Commissioning and service design needs to take account of the additional challenges some women have which affect abortion access like stigma, poverty, family and childcare commitment, travel, personal poor physical and mental health and partner and family coercion and abuse.

National surveys show the population is more pro-woman’s choice although it varies between countries.

As an abortion care provider/advocate have you experienced stigma within the healthcare system? If so, what steps do you think would address this?

Yes. Steps to change; attitude change to abortion in the population and specifically in the profession. Hearing the woman’s side of the story is possibly the key to this.

What do you think are the key priorities to ensure abortion services are sustainable today and into the future?

Collegiate leadership to embed abortion care as a professional responsibility, to support include training and providing within the clinical unit if not delivered by every gynaecologist. True conscientious objection must be respected. This to address stigma, workforce and the provision of local services flexible to women’s needs, either in NHS sites, independent sector sites or collaboratively.

Legal and regulation review to reduce barriers and hurdles. Women are accessing medical abortion online. This is not as safe as clinically supervised provision, especially when women are desperate and the subject is so stigmatised. This will also reduce cost.

What impact do you think the decriminalisation of abortion would have on abortion care services?

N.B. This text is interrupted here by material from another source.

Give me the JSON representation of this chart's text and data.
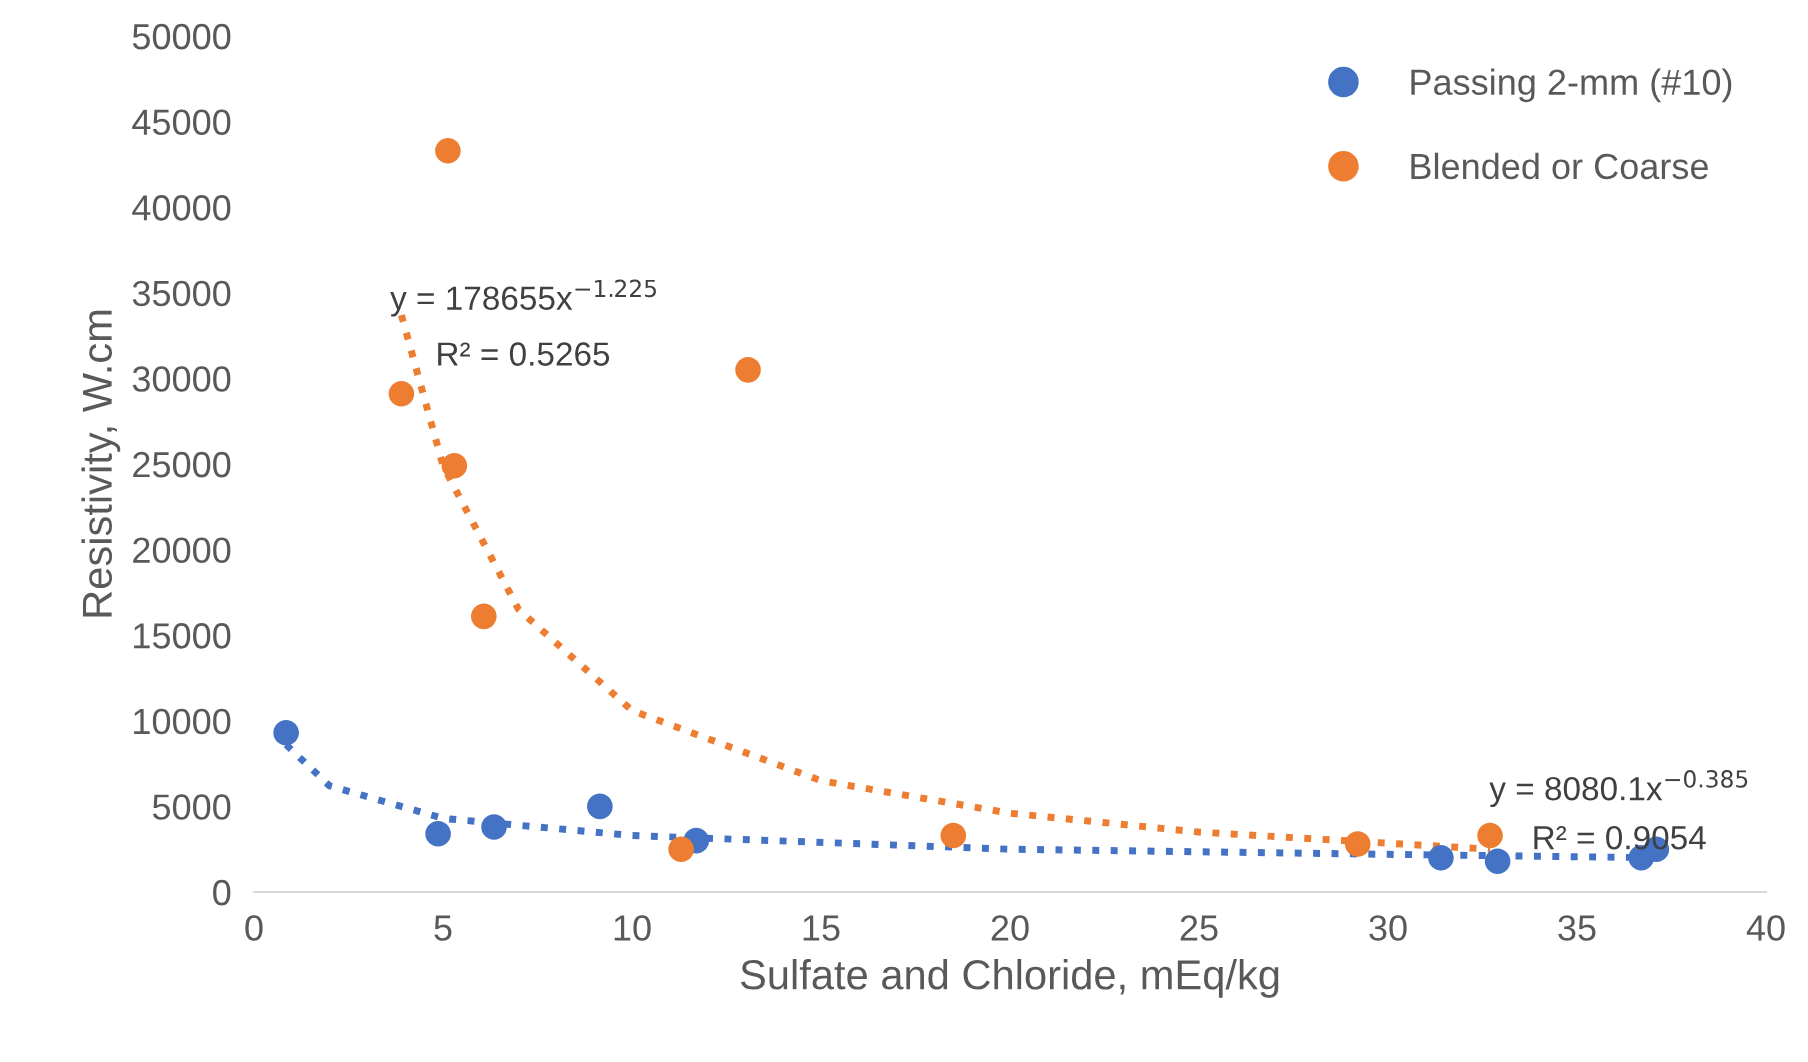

This would depend on what replaces it. There is the potential for more accessible, less time consuming and cheaper services for both women and providers, certainly for earlier gestation, with care being driven by best practice alone. Increased nurse involvement in surgical services would increase workforce.

Guaranteed contraception of choice provision. Appropriate multidisciplinary involvement. A true health and social care integrated approach. Potentially less fear in Doctors which I think is due to either lack of understanding of current law and regulation or fear that their interpretation of same will not be the regulators interpretation as happened with HSA1 pre-signing.

What role is there for post abortion family planning in abortion care services?

It should be deeply embedded in abortion provision with no service cop outs. Am I misunderstanding the question? It’s a no-brainer.

 

This interview has been condensed and edited.